The creators of Android stayed on to work on the Android project and now worked with Google to further develop Android. It was a smart move to use Linux for Android OS, which meant it would be open source and available to all for free.
If this move was not taken it would have most likely never have been as successful as it was. This was because manufacturers had already invested heavily in their own mobile operating systems.
These manufacturers giving up on their operating systems to use Android would likely never had happened if they had to pay for the privilege.
THE PHONE WARS BEGAN
Everything changed in 2007 when Apple released the iPhone. It was the first mainstream phone to completely do away with a physical keyboard.
This is why the iPhone was such a popular product when first launched. Everyone was fascinated with the new technology and using a touchscreen back then was seen as being ultra-cool. It was a step into the future for mobile phones.
What Apple was unaware of was that Google was working hard to launch Android OS. Google was quick to react to the threat they had from Apple. In the technology world if you take your eye off the ball for just a second you’re at risk of losing everything.

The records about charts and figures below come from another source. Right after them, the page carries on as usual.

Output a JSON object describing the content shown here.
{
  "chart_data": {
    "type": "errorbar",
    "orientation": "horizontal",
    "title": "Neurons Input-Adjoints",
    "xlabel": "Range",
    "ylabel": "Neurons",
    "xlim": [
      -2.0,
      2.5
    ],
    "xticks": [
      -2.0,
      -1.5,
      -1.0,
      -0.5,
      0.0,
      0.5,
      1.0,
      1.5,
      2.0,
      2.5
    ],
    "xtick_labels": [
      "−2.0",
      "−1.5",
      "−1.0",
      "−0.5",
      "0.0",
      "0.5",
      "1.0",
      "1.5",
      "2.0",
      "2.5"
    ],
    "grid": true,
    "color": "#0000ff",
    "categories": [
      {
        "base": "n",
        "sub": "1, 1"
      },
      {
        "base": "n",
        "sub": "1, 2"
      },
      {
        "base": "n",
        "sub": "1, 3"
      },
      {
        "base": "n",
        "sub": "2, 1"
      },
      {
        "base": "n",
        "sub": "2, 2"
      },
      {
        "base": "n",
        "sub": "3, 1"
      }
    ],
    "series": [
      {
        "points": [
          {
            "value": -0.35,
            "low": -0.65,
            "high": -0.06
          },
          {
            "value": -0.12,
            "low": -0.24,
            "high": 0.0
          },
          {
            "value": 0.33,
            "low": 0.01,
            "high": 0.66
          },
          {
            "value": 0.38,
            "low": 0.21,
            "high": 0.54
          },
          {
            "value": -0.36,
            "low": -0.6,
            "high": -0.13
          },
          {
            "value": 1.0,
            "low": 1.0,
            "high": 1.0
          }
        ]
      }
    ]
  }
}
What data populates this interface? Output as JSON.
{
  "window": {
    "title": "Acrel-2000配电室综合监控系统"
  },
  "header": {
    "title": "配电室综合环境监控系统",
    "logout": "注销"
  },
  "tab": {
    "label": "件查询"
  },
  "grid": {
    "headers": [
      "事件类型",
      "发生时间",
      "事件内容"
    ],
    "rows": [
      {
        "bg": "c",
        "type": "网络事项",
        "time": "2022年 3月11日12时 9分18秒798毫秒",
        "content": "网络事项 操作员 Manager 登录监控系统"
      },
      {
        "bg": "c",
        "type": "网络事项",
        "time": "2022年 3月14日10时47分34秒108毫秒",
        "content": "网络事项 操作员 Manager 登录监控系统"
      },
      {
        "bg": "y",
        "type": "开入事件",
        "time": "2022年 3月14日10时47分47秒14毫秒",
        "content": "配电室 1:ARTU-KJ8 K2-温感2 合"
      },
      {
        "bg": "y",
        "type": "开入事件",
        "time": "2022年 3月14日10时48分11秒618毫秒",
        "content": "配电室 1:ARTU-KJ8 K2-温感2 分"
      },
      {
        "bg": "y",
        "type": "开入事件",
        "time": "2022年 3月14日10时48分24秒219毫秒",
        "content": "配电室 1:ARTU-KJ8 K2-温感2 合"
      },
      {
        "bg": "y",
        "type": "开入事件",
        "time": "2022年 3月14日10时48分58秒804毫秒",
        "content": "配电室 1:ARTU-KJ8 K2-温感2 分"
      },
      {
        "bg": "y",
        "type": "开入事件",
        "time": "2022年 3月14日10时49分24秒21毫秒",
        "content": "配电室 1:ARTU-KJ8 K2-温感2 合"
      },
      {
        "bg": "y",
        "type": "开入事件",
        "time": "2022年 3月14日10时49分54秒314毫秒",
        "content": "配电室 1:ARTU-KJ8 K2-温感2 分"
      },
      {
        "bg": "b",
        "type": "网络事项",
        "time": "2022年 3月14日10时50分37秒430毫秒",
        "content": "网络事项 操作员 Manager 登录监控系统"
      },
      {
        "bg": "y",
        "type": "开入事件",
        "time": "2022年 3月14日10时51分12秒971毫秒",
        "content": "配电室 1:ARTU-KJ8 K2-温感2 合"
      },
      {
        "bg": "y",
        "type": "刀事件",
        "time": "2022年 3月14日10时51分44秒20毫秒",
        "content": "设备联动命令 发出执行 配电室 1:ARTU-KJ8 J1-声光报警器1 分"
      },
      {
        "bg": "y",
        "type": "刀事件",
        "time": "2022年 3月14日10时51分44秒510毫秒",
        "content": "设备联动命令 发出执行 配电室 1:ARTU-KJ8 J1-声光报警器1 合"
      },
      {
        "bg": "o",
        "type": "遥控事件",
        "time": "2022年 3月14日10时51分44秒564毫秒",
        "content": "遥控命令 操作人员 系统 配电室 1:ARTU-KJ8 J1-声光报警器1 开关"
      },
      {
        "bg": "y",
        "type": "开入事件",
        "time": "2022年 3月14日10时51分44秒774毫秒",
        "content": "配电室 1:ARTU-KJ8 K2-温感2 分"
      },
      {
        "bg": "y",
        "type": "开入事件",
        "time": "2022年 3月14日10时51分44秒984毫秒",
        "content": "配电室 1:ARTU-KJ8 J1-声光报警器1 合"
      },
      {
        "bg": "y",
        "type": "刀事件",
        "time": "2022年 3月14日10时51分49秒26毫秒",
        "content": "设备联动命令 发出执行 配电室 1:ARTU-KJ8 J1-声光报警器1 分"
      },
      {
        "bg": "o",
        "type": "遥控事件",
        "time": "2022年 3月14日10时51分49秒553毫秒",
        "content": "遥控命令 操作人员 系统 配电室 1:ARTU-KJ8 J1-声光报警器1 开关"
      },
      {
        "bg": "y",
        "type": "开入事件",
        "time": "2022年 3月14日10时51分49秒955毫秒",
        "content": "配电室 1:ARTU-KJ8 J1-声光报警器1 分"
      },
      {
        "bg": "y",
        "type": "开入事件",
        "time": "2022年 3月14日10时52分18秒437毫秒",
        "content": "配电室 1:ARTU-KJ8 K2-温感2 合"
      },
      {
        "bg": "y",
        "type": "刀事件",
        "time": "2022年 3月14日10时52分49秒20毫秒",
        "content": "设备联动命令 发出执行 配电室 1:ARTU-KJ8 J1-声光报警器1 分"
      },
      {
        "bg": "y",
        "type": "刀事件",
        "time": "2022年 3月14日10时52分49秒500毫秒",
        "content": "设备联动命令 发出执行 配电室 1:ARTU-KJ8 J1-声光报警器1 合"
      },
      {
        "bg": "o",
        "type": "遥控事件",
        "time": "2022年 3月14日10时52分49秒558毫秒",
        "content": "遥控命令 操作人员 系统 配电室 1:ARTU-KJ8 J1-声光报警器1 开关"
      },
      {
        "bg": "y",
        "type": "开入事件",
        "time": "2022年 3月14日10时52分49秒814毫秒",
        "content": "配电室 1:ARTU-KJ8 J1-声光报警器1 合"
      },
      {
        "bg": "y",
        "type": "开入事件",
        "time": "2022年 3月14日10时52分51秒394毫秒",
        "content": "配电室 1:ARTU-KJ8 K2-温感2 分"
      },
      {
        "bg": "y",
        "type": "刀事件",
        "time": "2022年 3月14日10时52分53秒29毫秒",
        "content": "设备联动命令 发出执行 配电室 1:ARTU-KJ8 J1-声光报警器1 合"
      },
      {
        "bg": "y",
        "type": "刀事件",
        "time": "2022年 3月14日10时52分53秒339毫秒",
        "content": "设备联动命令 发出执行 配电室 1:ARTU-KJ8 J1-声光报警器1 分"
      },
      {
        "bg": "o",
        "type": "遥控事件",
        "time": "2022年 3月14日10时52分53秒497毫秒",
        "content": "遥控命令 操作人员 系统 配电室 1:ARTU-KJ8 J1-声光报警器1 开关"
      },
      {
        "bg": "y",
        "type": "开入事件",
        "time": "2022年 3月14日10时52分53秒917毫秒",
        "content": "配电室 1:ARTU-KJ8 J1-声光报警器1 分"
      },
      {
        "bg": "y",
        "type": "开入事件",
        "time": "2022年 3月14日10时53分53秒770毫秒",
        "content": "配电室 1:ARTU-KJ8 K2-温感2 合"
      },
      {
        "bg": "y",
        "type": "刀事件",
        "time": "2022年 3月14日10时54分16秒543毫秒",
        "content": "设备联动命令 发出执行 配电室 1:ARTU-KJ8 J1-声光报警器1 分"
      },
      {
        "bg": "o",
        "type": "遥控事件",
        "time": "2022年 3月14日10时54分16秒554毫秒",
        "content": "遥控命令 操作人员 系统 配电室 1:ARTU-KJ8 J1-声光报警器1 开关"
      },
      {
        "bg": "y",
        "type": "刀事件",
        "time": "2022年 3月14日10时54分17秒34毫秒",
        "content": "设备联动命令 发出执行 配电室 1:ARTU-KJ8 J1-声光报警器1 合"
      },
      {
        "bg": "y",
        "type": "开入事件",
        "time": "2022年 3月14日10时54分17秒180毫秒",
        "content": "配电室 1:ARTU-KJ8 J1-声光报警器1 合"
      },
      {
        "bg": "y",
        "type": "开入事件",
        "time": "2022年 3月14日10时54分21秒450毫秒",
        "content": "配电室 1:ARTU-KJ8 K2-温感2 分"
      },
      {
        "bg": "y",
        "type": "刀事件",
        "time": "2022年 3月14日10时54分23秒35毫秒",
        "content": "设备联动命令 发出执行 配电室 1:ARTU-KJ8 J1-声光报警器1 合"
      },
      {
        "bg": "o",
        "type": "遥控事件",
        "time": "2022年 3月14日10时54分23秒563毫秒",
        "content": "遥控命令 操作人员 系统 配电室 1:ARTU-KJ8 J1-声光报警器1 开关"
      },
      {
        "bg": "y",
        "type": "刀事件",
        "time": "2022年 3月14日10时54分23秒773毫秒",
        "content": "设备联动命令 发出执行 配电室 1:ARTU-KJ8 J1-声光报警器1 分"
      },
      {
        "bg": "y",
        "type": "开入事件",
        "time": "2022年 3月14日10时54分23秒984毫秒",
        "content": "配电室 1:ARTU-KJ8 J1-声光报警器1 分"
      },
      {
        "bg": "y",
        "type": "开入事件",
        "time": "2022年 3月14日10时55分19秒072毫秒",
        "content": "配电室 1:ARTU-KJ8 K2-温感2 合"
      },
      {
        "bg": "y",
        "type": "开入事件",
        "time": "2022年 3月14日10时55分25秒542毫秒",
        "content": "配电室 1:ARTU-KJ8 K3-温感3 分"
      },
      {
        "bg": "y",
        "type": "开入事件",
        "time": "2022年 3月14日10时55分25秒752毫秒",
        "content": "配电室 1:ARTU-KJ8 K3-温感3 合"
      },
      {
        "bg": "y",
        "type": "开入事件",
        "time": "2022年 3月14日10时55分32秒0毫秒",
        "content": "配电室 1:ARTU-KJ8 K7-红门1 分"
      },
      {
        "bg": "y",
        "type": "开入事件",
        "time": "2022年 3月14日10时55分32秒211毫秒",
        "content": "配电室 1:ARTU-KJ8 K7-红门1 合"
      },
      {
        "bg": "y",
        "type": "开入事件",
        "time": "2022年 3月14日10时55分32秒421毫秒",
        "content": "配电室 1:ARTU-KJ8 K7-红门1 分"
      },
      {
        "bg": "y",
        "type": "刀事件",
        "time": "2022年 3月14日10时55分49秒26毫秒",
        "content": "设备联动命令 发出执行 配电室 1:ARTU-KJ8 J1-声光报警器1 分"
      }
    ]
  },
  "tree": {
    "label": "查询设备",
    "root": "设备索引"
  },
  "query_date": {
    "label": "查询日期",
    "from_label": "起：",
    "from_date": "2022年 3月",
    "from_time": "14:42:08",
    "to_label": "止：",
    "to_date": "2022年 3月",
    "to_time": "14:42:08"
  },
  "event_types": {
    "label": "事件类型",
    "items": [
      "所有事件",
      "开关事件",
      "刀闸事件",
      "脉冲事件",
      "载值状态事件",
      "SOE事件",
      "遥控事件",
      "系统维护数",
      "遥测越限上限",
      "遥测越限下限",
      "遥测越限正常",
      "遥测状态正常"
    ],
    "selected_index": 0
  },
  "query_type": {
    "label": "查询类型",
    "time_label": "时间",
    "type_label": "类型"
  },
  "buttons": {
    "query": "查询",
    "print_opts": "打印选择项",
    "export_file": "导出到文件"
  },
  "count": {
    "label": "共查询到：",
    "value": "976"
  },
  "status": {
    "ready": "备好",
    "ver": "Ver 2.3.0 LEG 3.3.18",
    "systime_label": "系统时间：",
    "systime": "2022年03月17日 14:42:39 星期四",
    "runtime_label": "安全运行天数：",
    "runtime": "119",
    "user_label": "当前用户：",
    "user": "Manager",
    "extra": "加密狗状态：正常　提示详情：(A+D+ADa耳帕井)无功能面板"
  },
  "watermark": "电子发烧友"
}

You only have to take a look at Nokia to see that’s the case. This is also the case for Microsoft who failed to grasp the importance of mobile computing. By the time they got into the mobile computing world, it was far too late to compete with Android and Apple.
In 2008 the first phone running Android was launched. At the time it was hard to imagine that it would ever compete against the iPhone. However, this was the beginning of the phone wars.
THE AMAZING SUCCESS OF ANDROID
Fast forward to 2020 and it’s a totally different story. Sure, the iPhone still sells well. However, there is only one mobile operating system that has come out on top and that’s Android.
Along the way, we saw the death of mobile operating systems made by Nokia and BlackBerry. In fact, Nokia was very unfortunate because the phone wars saw the death of Nokia itself.
Microsoft Windows made a huge mistake by not getting into the mobile computing world earlier. So the only two mobile operating systems that mean anything in 2020 is Apple iOS and Android OS.
In 2020 Android OS has a market share of 85.4% while Apple iOS holds onto 14.6%. The other operating systems market share has almost disappeared.